Siamo ritornati indietro di 15 giorni a quell’1 ottobre, quando l’Iran lanciò missili su Israele. In quel tardo pomeriggio il prezzo del petrolio iniziò a galoppare rivedendo nei giorni successivi i massimi da 6 settimane. Il timore era di un vendetta israeliana sull’ex Persia, che a sua volta si sarebbe potuta rifare tentando di bloccare lo stretto di Hormuz, cioè la porta verso il mondo del greggio del Golfo Persico. Però prima la delusione degli investitori sugli stimoli promessi dalla Cina per rilanciare l’economia, poi le stime dell’Opec negative sulla domanda per il terzo mese consecutivo hanno iniziato a spingere al ribasso le quotazioni di Wti texano e Brent europeo. E oggi altri due colpi, uno di mercato e uno geopolitico, hanno fatto scappare ulteriormente gli acquirenti dell’oro nero.

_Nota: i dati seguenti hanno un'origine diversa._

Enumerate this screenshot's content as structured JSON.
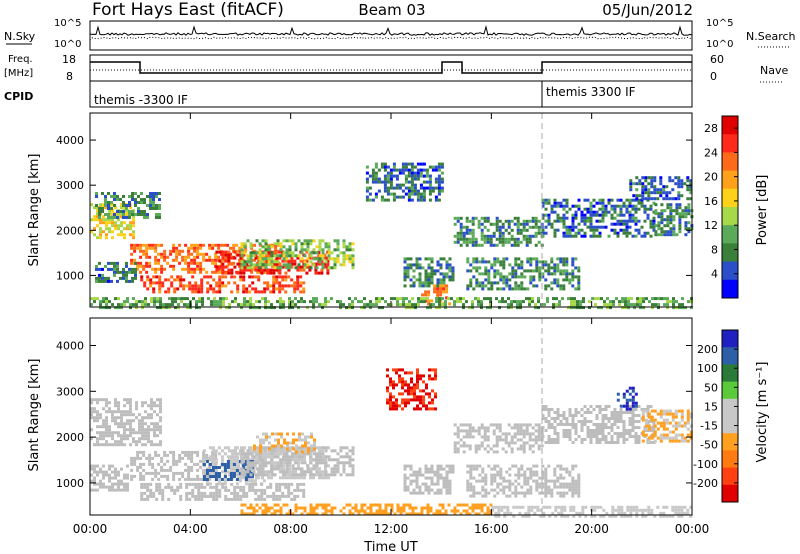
{
  "header": {
    "radar": "Fort Hays East (fitACF)",
    "beam": "Beam 03",
    "date": "05/Jun/2012"
  },
  "params": {
    "nsky_label": "N.Sky",
    "nsearch_label": "N.Search",
    "freq_label": "Freq.",
    "freq_unit": "[MHz]",
    "nave_label": "Nave",
    "cpid_label": "CPID",
    "noise_ticks": [
      "10^5",
      "10^0"
    ],
    "freq_ticks": [
      "18",
      "8"
    ],
    "nave_ticks": [
      "60",
      "0"
    ],
    "cpid_segments": [
      {
        "label": "themis -3300 IF",
        "start_h": 0
      },
      {
        "label": "themis 3300 IF",
        "start_h": 18
      }
    ]
  },
  "colors": {
    "power": [
      "#0000ff",
      "#2a4fc8",
      "#3a7f3a",
      "#5aaa5a",
      "#a6d84a",
      "#ffd21a",
      "#ffa21a",
      "#ff6a1a",
      "#ff2a1a",
      "#e00000"
    ],
    "velocity": [
      "#2020c0",
      "#2c5fa8",
      "#2a7a3a",
      "#5aca3a",
      "#c8c8c8",
      "#c8c8c8",
      "#ffa020",
      "#ff7a10",
      "#ff4010",
      "#e00000"
    ],
    "ground": "#bdbdbd"
  },
  "chart_data": [
    {
      "type": "heatmap",
      "title": "",
      "xlabel": "",
      "ylabel": "Slant Range [km]",
      "xlim": [
        0,
        24
      ],
      "ylim": [
        300,
        4600
      ],
      "x_ticks": [
        "00:00",
        "04:00",
        "08:00",
        "12:00",
        "16:00",
        "20:00",
        "00:00"
      ],
      "y_ticks": [
        1000,
        2000,
        3000,
        4000
      ],
      "colorbar": {
        "label": "Power [dB]",
        "ticks": [
          4,
          8,
          12,
          16,
          20,
          24,
          28
        ],
        "range": [
          0,
          30
        ]
      },
      "regions": [
        {
          "t0": 0.0,
          "t1": 1.7,
          "r0": 1850,
          "r1": 2600,
          "value": 16
        },
        {
          "t0": 0.2,
          "t1": 2.8,
          "r0": 2300,
          "r1": 2850,
          "value": 8
        },
        {
          "t0": 1.6,
          "t1": 7.5,
          "r0": 1100,
          "r1": 1700,
          "value": 22
        },
        {
          "t0": 5.0,
          "t1": 9.5,
          "r0": 1050,
          "r1": 1550,
          "value": 26
        },
        {
          "t0": 2.0,
          "t1": 8.5,
          "r0": 650,
          "r1": 1000,
          "value": 24
        },
        {
          "t0": 6.0,
          "t1": 10.5,
          "r0": 1200,
          "r1": 1800,
          "value": 12
        },
        {
          "t0": 0.2,
          "t1": 1.8,
          "r0": 900,
          "r1": 1300,
          "value": 6
        },
        {
          "t0": 12.5,
          "t1": 14.5,
          "r0": 800,
          "r1": 1400,
          "value": 8
        },
        {
          "t0": 13.2,
          "t1": 14.3,
          "r0": 400,
          "r1": 800,
          "value": 22
        },
        {
          "t0": 14.5,
          "t1": 18.0,
          "r0": 1700,
          "r1": 2300,
          "value": 8
        },
        {
          "t0": 15.0,
          "t1": 19.5,
          "r0": 700,
          "r1": 1400,
          "value": 8
        },
        {
          "t0": 11.0,
          "t1": 14.0,
          "r0": 2700,
          "r1": 3500,
          "value": 6
        },
        {
          "t0": 18.0,
          "t1": 22.5,
          "r0": 1900,
          "r1": 2700,
          "value": 6
        },
        {
          "t0": 22.5,
          "t1": 24.0,
          "r0": 1900,
          "r1": 2600,
          "value": 8
        },
        {
          "t0": 21.5,
          "t1": 24.0,
          "r0": 2700,
          "r1": 3200,
          "value": 6
        },
        {
          "t0": 0.0,
          "t1": 24.0,
          "r0": 300,
          "r1": 520,
          "value": 10
        }
      ]
    },
    {
      "type": "heatmap",
      "title": "",
      "xlabel": "Time UT",
      "ylabel": "Slant Range [km]",
      "xlim": [
        0,
        24
      ],
      "ylim": [
        300,
        4600
      ],
      "x_ticks": [
        "00:00",
        "04:00",
        "08:00",
        "12:00",
        "16:00",
        "20:00",
        "00:00"
      ],
      "y_ticks": [
        1000,
        2000,
        3000,
        4000
      ],
      "colorbar": {
        "label": "Velocity [m s⁻¹]",
        "ticks": [
          200,
          100,
          50,
          15,
          -15,
          -50,
          -100,
          -200
        ],
        "range": [
          -250,
          250
        ]
      },
      "regions": [
        {
          "t0": 0.0,
          "t1": 2.8,
          "r0": 1850,
          "r1": 2850,
          "value": 0
        },
        {
          "t0": 1.6,
          "t1": 5.0,
          "r0": 1100,
          "r1": 1700,
          "value": 0
        },
        {
          "t0": 4.5,
          "t1": 7.0,
          "r0": 1000,
          "r1": 1800,
          "value": 30
        },
        {
          "t0": 5.5,
          "t1": 9.5,
          "r0": 1100,
          "r1": 1800,
          "value": 30
        },
        {
          "t0": 4.5,
          "t1": 6.5,
          "r0": 1050,
          "r1": 1500,
          "value": 180
        },
        {
          "t0": 2.0,
          "t1": 8.5,
          "r0": 650,
          "r1": 1000,
          "value": 0
        },
        {
          "t0": 6.0,
          "t1": 10.5,
          "r0": 1200,
          "r1": 1800,
          "value": 0
        },
        {
          "t0": 6.5,
          "t1": 9.0,
          "r0": 1700,
          "r1": 2100,
          "value": -50
        },
        {
          "t0": 0.0,
          "t1": 1.5,
          "r0": 850,
          "r1": 1400,
          "value": 0
        },
        {
          "t0": 12.5,
          "t1": 14.5,
          "r0": 800,
          "r1": 1400,
          "value": 0
        },
        {
          "t0": 11.8,
          "t1": 13.8,
          "r0": 2600,
          "r1": 3500,
          "value": -200
        },
        {
          "t0": 15.0,
          "t1": 19.5,
          "r0": 700,
          "r1": 1400,
          "value": 0
        },
        {
          "t0": 14.5,
          "t1": 18.0,
          "r0": 1700,
          "r1": 2300,
          "value": 0
        },
        {
          "t0": 18.0,
          "t1": 22.5,
          "r0": 1900,
          "r1": 2700,
          "value": 0
        },
        {
          "t0": 22.0,
          "t1": 24.0,
          "r0": 1900,
          "r1": 2600,
          "value": -50
        },
        {
          "t0": 21.0,
          "t1": 21.8,
          "r0": 2600,
          "r1": 3100,
          "value": 200
        },
        {
          "t0": 6.0,
          "t1": 16.0,
          "r0": 300,
          "r1": 550,
          "value": -60
        },
        {
          "t0": 16.0,
          "t1": 24.0,
          "r0": 300,
          "r1": 500,
          "value": -30
        }
      ]
    }
  ]
}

A livello di mercato l’Aie, Agenzia internazionale per l’energia, ha annunciato che il mercato del petrolio si prepara a un consistente surplus l’anno prossimo, a causa di un’offerta abbondante e di una crescita della domanda in rallentamento. La domanda globale è prevista in aumento di soli 862.000 barili al giorno (bpd) quest’anno, a causa di una decelerazione dei consumi in Cina. E questo nuovo dato rappresenta una revisione al ribasso rispetto ai 903.000 bpd previsti nel rapporto del mese scorso. Per il 2025, la domanda crescerà sotto il milione di bpd, con una stima aumentata a 998.000 bpd rispetto ai 954.000 bpd precedenti. “La domanda di petrolio in Cina è particolarmente debole, con un calo di 500 kb/d su base annua ad agosto, il quarto mese consecutivo di diminuzioni“, ha osservato l’agenzia. Nel frattempo, l’offerta di petrolio da parte dei produttori al di fuori dell’accordo Opec+ è in aumento e dovrebbe registrare guadagni robusti di circa 1,5 milioni di bpd quest’anno e l’anno prossimo: Usa, Brasile, Guyana e Canada contribuiranno maggiormente a questo incremento, aumentando la loro produzione combinata di oltre 1 milione di bpd in entrambi gli anni, secondo l’Aie. E ciò supererà ampiamente la crescita della domanda prevista. L’agenzia ha infine evidenziato che, sebbene ci siano crescenti preoccupazioni sulla sicurezza dell’offerta di petrolio, il mercato appare ben fornito, inoltre, la capacità produttiva di riserva all’interno dell’Opec+ è ai massimi storici, con una capacità effettiva – escluse Libia, Russia e Iran – che ha superato comodamente i 5 milioni di bpd a settembre.
A proposito di Iran, Israele starebbe ascoltando le preoccupazioni degli Stati Uniti per un possibile attacco di rappresaglia alle infrastrutture energetiche di Teheran. “Ascoltiamo le opinioni degli Stati Uniti, ma prenderemo le nostre decisioni finali in base ai nostri interessi nazionali”, ha affermato l’ufficio di Benjamin Netanyahu, secondo quanto riportato da Bloomberg. Una dichiarazione rilasciata dopo che il Washington Post ha riferito che Netanyahu aveva detto al governo statunitense che Israele avrebbe preferito colpire obiettivi militari in Iran, piuttosto che impianti petroliferi e nucleari. Risultato finale: prezzo del Wti in calo del 5% circa a 70 dollari al barile e quotazioni del Brent in discesa del 4,9% a quota 73,7 dollari.